Kay, Lorraine and Amber share a stage but not a single conversation in Elaine Murphy’s “Little Gem.” Yet as the show goes on, it becomes increasingly obvious that the women, who represent three generations of a Dublin family, are very close. When one speaks, the others look on, sometimes silently reacting: a raised eyebrow here, pursed lips there. They may not directly speak to each other, but they do look out for each other.
Ms. Murphy’s play, which had its New York premiere in 2010 and is now revived at the Irish Repertory Theater, is structured as a series of interconnected monologues, with the women trading places center stage as they take turns holding forth.
The first one we meet is Amber (Lauren O’Leary), who is in her late teens and prone to hitting the sambuca. And the vodka. And the Coronas. And the cocaine and spliffs. “My hangovers are brutal lately,” Amber tells a colleague after throwing up.
We in the audience suspect something else, and lo and behold, Amber is pregnant by her casual boyfriend, who is more interested in going to Australia than in his new responsibilities.
Something not entirely dissimilar happened to Amber’s mother, Lorraine (Brenda Meaney), at about the same age, except that the father stuck around long enough to reveal himself to be a deadbeat junkie.
The only one with a solid track record in the relationship department is the matriarch, Kay (Marsha Mason in fine form), but unfortunately her beloved longtime husband has been incapacitated by a stroke. Her sadness and anxiety do not obscure more pragmatic needs: “I’m on the wrong side of 60, not dead,” Kay says. “I haven’t had sex in well over a year, and it’s killing me.”
Life goes on. Lorraine overlooks a bad first impression (“all I want to do is spray him down with Febreeze”) then a bad first sexual encounter to pursue a romance with Niall — and he turns out to be a good bloke. Amber gives birth to Little Gem, whose arrival helps assuage what’s happened to his great-grandfather, Gem Sr.

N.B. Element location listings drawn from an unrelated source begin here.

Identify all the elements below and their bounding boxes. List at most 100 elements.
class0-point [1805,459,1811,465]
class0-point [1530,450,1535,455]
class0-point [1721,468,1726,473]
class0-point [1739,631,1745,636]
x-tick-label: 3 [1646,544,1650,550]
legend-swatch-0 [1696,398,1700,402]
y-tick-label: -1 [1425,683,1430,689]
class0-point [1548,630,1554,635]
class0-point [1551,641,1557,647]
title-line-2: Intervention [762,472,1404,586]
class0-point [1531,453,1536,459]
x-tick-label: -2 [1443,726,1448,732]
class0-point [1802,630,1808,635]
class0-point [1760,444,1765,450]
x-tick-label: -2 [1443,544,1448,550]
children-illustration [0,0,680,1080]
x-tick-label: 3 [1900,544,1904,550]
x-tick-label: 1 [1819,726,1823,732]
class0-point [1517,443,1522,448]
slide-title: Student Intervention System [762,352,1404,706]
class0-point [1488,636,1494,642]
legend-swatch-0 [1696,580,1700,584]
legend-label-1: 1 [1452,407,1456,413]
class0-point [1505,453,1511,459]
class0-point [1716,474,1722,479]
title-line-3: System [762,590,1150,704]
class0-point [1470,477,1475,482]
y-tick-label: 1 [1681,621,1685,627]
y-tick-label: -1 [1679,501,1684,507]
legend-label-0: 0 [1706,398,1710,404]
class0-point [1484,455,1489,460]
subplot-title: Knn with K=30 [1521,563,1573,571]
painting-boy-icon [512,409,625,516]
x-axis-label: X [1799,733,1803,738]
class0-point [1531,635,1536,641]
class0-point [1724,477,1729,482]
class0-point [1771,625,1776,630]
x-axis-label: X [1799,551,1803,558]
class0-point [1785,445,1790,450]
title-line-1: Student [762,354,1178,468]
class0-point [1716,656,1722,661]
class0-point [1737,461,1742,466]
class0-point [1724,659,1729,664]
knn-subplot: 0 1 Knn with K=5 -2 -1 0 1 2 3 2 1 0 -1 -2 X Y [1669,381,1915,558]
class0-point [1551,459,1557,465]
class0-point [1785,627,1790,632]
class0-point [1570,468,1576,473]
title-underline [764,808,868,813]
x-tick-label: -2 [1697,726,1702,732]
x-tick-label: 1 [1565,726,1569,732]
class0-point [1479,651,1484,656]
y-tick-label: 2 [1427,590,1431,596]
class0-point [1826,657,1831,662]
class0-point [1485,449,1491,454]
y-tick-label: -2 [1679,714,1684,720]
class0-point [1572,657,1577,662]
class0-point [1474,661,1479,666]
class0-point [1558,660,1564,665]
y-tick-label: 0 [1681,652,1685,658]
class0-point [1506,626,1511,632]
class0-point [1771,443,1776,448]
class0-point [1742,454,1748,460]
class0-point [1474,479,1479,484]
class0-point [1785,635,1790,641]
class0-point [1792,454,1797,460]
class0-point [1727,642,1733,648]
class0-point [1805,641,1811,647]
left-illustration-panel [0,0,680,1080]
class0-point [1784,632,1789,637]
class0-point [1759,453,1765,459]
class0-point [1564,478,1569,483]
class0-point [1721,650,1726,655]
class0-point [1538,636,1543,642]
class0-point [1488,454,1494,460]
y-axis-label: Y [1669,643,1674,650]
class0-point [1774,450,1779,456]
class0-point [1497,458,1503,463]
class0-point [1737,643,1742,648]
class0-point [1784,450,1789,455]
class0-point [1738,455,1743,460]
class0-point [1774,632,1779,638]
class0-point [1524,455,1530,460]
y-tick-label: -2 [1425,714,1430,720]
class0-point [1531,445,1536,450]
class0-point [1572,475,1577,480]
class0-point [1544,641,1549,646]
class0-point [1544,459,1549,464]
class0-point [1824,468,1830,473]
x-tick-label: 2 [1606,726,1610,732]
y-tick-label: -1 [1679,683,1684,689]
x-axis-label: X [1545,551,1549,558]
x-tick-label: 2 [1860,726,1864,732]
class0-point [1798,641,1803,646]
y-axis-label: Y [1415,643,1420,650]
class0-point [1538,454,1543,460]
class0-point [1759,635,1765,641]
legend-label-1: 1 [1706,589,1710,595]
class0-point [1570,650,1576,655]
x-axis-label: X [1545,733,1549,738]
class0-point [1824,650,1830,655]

The script does not specify where the play takes place, so the director Marc Atkinson Borrull has placed the trio of narrators in a waiting room — the posters on the walls of Meredith Ries’s set suggest an OB/GYN practice. This may be a reference to the play’s genesis: Ms. Murphy was inspired by some of the women she’d met working at a health organization.
At the same time, the show, a warm slice-of-life tale doesn’t follow suit on potentially ominous developments — an abortion? domestic violence? — the setting might suggest. Perhaps we have become too cynical as audiences.
While we can tell that they’ve had their differences over the years, the women circle the wagons in times of need. This depiction of matrilineal love and support feels bold in an era when dysfunction too often is the cheap fossil fuel of narrative engines — but not enough to entirely sustain our interest all the way through.
This is compounded by the show’s storytelling approach, which deprives it of the energy created by personal interactions. Seeing the women next to each other, it’s hard not to wish they’d actually connect. Relaying a story has its charms; living it is something else entirely.
Little Gem
Through Sept. 1 at Irish Repertory Theater, Manhattan; 212-727-2737, irishrep.org. Running time: 1 hour 40 minutes.